Résumé de la décision :
La décision concerne un pourvoi du ministre de l'action et des comptes publics contre un arrêt de la cour administrative d'appel de Nancy, qui avait annulé un jugement du tribunal administratif de Strasbourg. M. et Mme B... avaient demandé une réduction d'impôt sur le revenu lié à des investissements dans des centrales photovoltaïques en Martinique. L'administration fiscale avait contesté l'éligibilité de ces investissements en raison de leur non-raccordement au réseau électrique d'EDF. La cour administrative a conclu que l'administration avait manqué à son obligation d'informer M. et Mme B... des documents que celle-ci avait utilisés pour fonder ses redressements, en occultant des informations couvertes par le secret professionnel. Le Conseil d'État annule l'arrêt de la cour administrative pour une erreur de droit et renvoie l'affaire à cette cour.
Arguments pertinents :
1. Obligation d’information de l’administration fiscale : Le Conseil d'État rappelle que l'administration fiscale doit informer le contribuable des renseignements et documents obtenus de tiers utilisés pour établir l'imposition. L'article L. 76 B du livre des procédures fiscales stipule : « L'administration est tenue d'informer le contribuable de la teneur et de l'origine des renseignements et documents obtenus de tiers [...]. »

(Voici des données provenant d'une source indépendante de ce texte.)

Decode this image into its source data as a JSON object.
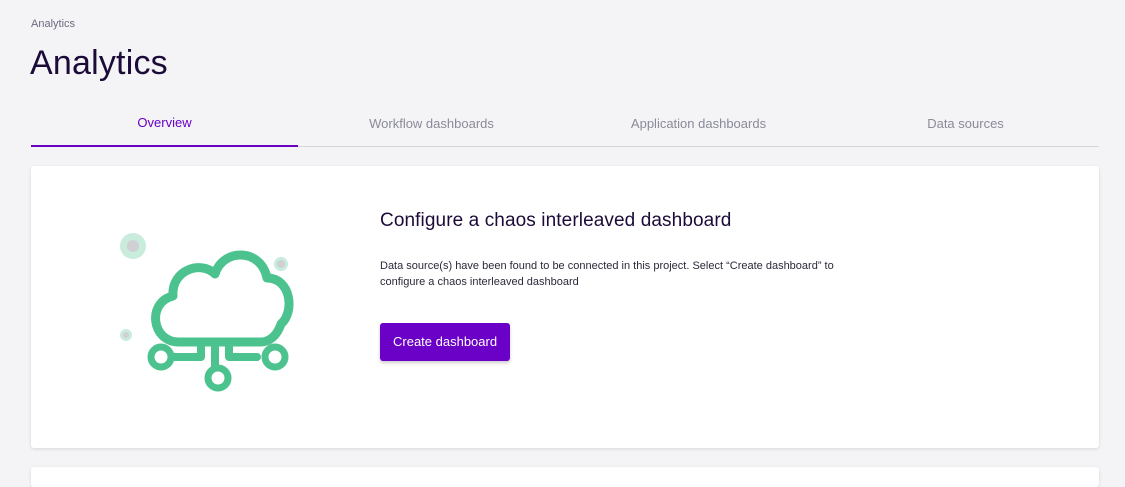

2. Secret professionnel : Il est précisé que les documents occultés par l'administration ne peuvent être communiqués au contribuable que si leur communication respecte le secret professionnel. En l’occurrence, la cour d’appel a exigé du fisc qu'il prouve que les pages occultées l’étaient à juste titre, ce qui a été considéré comme une erreur. Le Conseil d'État estime que : « En exigeant de l'administration [...] qu'elle établisse que les seize pages occultées du procès-verbal de synthèse de la BRDE étaient couvertes par un secret protégé par la loi, la cour administrative d'appel de Nancy est allée au-delà des exigences susceptibles d'être mises à sa charge. »
3. Répercussions des erreurs de procédure : Le Conseil d'État souligne l'importance de la bonne application des règles juridiques dans la procédure de redressement fiscal, établissant que la défaillance dans la communication d’informations ne peut pas remettre en question la régularité du redressement lorsqu’elle est effectuée selon les normes en vigueur.
Interprétations et citations légales :
1. Code général des impôts (CGI) - Article 199 undecies B : Cet article établit les conditions de la réduction d'impôt pour les investissements en faveur de l'énergie solaire. Le litige tourne autour de la conformité de M. et Mme B... aux exigences de raccordement pour bénéficier de cette réduction. L'interprétation des critères d'éligibilité est cruciale, car l'administration estime que l'absence de raccordement empêche le bénéfice de l'avantage fiscal.
2. Livre des procédures fiscales - Article L. 76 B : Cet article impose à l'administration l'obligation de communiquer au contribuable les documents utilisés pour établir une imposition. Il souligne l'importance pour le contribuable d'avoir accès à l'information afin de contester les décisions prises par l'administration. En tant qu'instrument de garantie des droits du contribuable, cet article établit le cadre dans lequel la communication d'informations peut être restreinte.
3. Livre des procédures fiscales - Article L. 103 : Cet article garantit la protection des informations couvertes par le secret professionnel, posant ainsi les limites aux obligations d'information de l'administration fiscale. Le Conseil d'État a clarifié que, même en présence de secrets protégés, les droits du contribuable doivent être respectés, mais il est également vital que l'administration soit en mesure de se défendre avec des éléments justifiant l'occultation.
En conclusion, cette décision renforce l'importance d'une communication transparente dans le cadre de la fiscalité tout en respectant les prérogatives liées à la protection des données sensibles ou confidentielles. La nécessité d’un équilibre entre les droits du contribuable et les obligations de l’administration fiscale est au cœur de cette affaire.